Debía de haber llovido por la noche.
Geralt salió del establo restregándose los ojos, quitándose con los dedos las pajas de los cabellos. El sol naciente relucía en los tejados mojados, brillaba como el oro en los charcos. El brujo escupió, en los labios todavía le quedaba un mal sabor, el chichón de su cabeza pulsaba con un dolor sordo.
En la barrera, al lado del establo, estaba sentado un gato seco y negro, concentrado en lamerse una pata.
—Michi, michi, gatito —dijo el brujo.
El gato se quedó inmóvil mirándole con ojos enfadados, irguió las orejas y siseó, mostrando los dientes.
—Ya sé —afirmó Geralt con la cabeza—. A mí tampoco me gustas tú. Sólo era una broma.

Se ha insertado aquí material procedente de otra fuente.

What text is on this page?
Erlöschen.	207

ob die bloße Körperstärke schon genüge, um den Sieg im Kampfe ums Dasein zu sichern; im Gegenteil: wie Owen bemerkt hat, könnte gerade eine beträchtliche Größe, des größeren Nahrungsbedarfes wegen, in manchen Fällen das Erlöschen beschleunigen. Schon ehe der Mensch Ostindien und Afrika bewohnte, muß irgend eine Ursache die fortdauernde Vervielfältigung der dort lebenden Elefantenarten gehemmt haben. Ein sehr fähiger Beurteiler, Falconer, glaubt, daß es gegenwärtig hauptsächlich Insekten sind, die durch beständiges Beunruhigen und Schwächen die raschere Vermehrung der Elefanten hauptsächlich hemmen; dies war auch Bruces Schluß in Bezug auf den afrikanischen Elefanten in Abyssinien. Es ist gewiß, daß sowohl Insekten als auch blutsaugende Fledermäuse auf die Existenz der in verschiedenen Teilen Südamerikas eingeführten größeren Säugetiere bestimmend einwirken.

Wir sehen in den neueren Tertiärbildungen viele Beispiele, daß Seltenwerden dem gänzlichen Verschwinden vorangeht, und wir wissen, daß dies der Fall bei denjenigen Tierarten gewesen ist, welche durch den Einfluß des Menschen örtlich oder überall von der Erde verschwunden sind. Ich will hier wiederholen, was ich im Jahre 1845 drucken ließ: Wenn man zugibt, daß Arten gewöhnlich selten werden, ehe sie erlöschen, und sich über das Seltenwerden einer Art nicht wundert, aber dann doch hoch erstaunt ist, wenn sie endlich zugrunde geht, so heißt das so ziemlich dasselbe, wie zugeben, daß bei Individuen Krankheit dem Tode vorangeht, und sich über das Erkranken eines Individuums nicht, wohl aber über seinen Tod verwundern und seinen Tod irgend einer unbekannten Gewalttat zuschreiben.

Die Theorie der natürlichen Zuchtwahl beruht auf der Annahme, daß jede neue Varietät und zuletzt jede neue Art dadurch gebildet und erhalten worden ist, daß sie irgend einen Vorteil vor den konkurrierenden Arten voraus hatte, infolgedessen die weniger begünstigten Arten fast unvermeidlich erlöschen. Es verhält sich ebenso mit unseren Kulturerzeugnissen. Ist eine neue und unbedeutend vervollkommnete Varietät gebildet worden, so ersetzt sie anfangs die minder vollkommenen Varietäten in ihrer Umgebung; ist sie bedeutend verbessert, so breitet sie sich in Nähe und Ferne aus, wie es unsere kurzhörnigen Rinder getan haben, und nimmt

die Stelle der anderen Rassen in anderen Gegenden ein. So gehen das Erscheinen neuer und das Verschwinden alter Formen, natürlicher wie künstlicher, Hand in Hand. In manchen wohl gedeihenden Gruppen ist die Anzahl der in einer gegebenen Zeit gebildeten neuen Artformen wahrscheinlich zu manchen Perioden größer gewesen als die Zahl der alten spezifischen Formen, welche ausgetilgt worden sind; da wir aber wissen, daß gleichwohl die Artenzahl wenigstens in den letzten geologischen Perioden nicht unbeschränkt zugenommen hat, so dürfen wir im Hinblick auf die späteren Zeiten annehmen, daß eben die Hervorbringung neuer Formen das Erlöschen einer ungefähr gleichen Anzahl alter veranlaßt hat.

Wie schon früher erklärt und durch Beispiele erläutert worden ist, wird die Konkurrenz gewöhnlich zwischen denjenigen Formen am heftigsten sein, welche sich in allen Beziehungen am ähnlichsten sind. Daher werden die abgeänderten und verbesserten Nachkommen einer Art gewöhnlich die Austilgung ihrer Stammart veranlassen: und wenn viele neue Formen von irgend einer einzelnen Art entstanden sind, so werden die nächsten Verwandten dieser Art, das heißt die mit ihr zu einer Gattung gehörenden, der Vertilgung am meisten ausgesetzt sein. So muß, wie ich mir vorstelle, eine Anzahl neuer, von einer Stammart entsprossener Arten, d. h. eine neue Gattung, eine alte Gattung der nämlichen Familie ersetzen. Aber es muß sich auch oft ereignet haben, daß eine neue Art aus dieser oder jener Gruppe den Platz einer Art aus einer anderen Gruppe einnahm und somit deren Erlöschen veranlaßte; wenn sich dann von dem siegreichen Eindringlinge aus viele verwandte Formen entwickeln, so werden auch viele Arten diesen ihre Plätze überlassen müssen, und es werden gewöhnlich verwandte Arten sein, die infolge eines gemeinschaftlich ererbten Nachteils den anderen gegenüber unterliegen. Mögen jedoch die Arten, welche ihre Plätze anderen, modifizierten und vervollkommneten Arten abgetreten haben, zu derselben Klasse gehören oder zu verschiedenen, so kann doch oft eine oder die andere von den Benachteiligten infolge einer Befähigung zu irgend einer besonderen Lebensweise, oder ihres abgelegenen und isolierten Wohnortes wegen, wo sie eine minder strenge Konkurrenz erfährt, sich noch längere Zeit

Con movimientos pausados se ajustó los broches y las hebillas de su chaqueta que se habían soltado, ordenó los faldones de la ropa, comprobó que no le impedían en ningún lugar la libertad de movimientos. Echó la espada a la espalda, corrigió la situación de la empuñadura sobre el hombro derecho. Se ató la frente con una banda de cuero que le recogía los cabellos hacia atrás, detrás de las orejas. Sacó unos largos guantes de lucha, erizados de cortos y cónicos anillos de plata.